И почему, наконец, доказательства нежизнеспособности всего наличествующего, всей нашей сегодняшней жизни должны вызывать ТАКОЕ отторжение («с пути мы не свернем, и точка»)? Почему бы вместо этого «и точка» не осмыслить — спокойно и сугубо рационально — последствия несворачивания с ЭТОГО пути?

Почему нельзя свернуть с ЭТОГО пути, даже если продолжение движения по нему чревато гибельным для народа развалом страны и кровавой зачисткой существующей власти? Чай, не в горбачевскую эпоху живем — тогдашнее, весьма относительное, политическое вегетарианство давно и беспощадно избыто.

Если человеку для спасения надо переложить предмет из правой руки в левую, если человек при этом хочет спастись, если ему объясняют, что всего лишь надо переложить предмет подобным образом, а он его не перекладывает, то как это можно объяснить?

В принципе, есть три объяснения. Но именно три, и не более того.

Объяснение № 1 — руководители страны — злодеи, которые жаждут ее погубить и потому даже при угрозе потери власти не хотят свернуть с обеспечивающего эту гибель пути. Например, по принципу: «И сам завалюсь, но уж эту пакостную Россию завалю окончательно». Обратите еще раз внимание на то, что на этот раз руководителям придется заваливаться вместе со страной. Горбачев реализовал уникальный и абсолютно неповторимый сценарий, при котором это можно сделать оставшись живым, здоровым и процветающим. Не будем обсуждать подробно, почему во второй раз этого будет сделать нельзя. Тем, кто хоть что-то понимает в политике, ясно, что нельзя. А остальным все равно ничего не докажешь. Обратите также внимание на то, что политическое поведение людей, которые столь беспощадно, рационально настроены на осуществление рассматриваемого нами злодейства, ничего не имеет общего с наблюдаемым реальным поведением Путина и Медведева. Как минимум, Путин ушел бы из сферы администрирования (а то и из политики вообще). Да и Медведев… Ну, не так бы вел он себя в этом случае в августе-сентябре 2008 года.

Объяснение № 2 — руководители страны марионетки, которым даже не объясняют, почему нельзя сворачивать с гибельного пути. Просто говорят «нельзя» — и все. Сразу возникает вопрос: кто говорит? Загадочные всемирные заговорщики, инопланетяне? И почему столь могущественным силам, жаждущим нашей погибели, надо управлять руководителями страны так называемым рамочным способом? Намного проще дать прямые директивы. К счастью для одних и к сожалению для других, в мире нет сил, способных так влиять на политические решения. И потому объяснение № 2 немногим более убедительно, чем объяснение № 1.

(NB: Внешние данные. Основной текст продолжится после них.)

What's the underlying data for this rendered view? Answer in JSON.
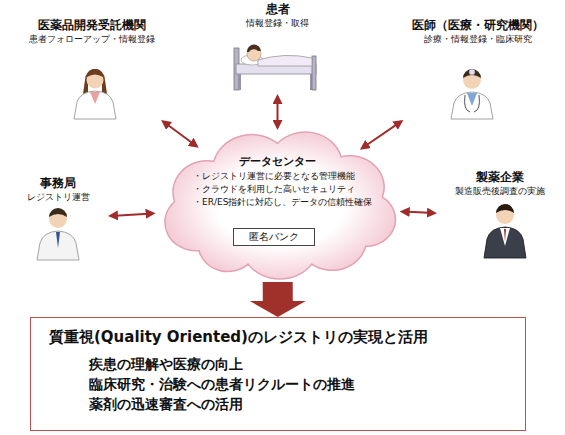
{
  "diagram": {
    "nodes": [
      {
        "text": [
          "患者",
          "情報登録・取得"
        ]
      },
      {
        "text": [
          "医薬品開発受託機関",
          "患者フォローアップ・情報登録"
        ]
      },
      {
        "text": [
          "医師（医療・研究機関）",
          "診療・情報登録・臨床研究"
        ]
      },
      {
        "text": [
          "事務局",
          "レジストリ運営"
        ]
      },
      {
        "text": [
          "データセンター",
          "・レジストリ運営に必要となる管理機能",
          "・クラウドを利用した高いセキュリティ",
          "・ER/ES指針に対応し、データの信頼性確保"
        ]
      },
      {
        "text": [
          "匿名バンク"
        ],
        "in": 4
      },
      {
        "text": [
          "製薬企業",
          "製造販売後調査の実施"
        ]
      },
      {
        "text": [
          "質重視(Quality Oriented)のレジストリの実現と活用",
          "疾患の理解や医療の向上",
          "臨床研究・治験への患者リクルートの推進",
          "薬剤の迅速審査への活用"
        ]
      }
    ],
    "edges": [
      {
        "from": 0,
        "to": 4,
        "arrow": "both"
      },
      {
        "from": 1,
        "to": 4,
        "arrow": "both"
      },
      {
        "from": 2,
        "to": 4,
        "arrow": "both"
      },
      {
        "from": 3,
        "to": 4,
        "arrow": "both"
      },
      {
        "from": 6,
        "to": 4,
        "arrow": "both"
      },
      {
        "from": 4,
        "to": 7,
        "arrow": "to"
      }
    ]
  }
}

Объяснение № 3 — Путин и Медведев являются идеологическими фанатиками, причем не абы какими, а радикально-либерально-антисоветскими. При первом же взгляде на обсуждаемых политиков ясно, что они являются кем угодно, но не фанатиками. Что же касается идеологического антисоветского фанатизма, то наделавшее шума утверждение Путина о том, что Сталин лучше Гитлера, в это никак не вписывается. Идеологический антисоветский фанатик такого утверждения себе позволить не может, даже если оно ему по каким-то причинам выгодно. Да и выгодность (как при наличии обсуждаемого фанатизма, так и без оного) более чем сомнительна.

Так в чем тогда дело?

Мне кажется, что налицо соединение двух обстоятельств. Одно из них — макросоциальное. Тут надо обсуждать классовую принадлежность, корпоративную принадлежность и так далее. И Путин, и Медведев — плоть от плоти господствующего сословия. Как его ни назови. Разорвать с сословием они не могут. Да и не понимают, зачем. Возможно, при определенных обстоятельствах создадутся предпосылки для такого разрыва между властью (надстройкой) и классом (базисом). Если классу захочется «сдать» надстройку, то надстройка может серьезно призадуматься. Но пока она еще не призадумалась. А вне этой парадоксальной (и Марксом не обсуждавшейся) схемы, в которой надстройка может не подчиниться базису, а, мягко говоря, сильно его скорректировать, существует определенная заданность. Классовое (корпоративно-цеховое, групповое, кастовое и так далее) сознание — штука цепкая.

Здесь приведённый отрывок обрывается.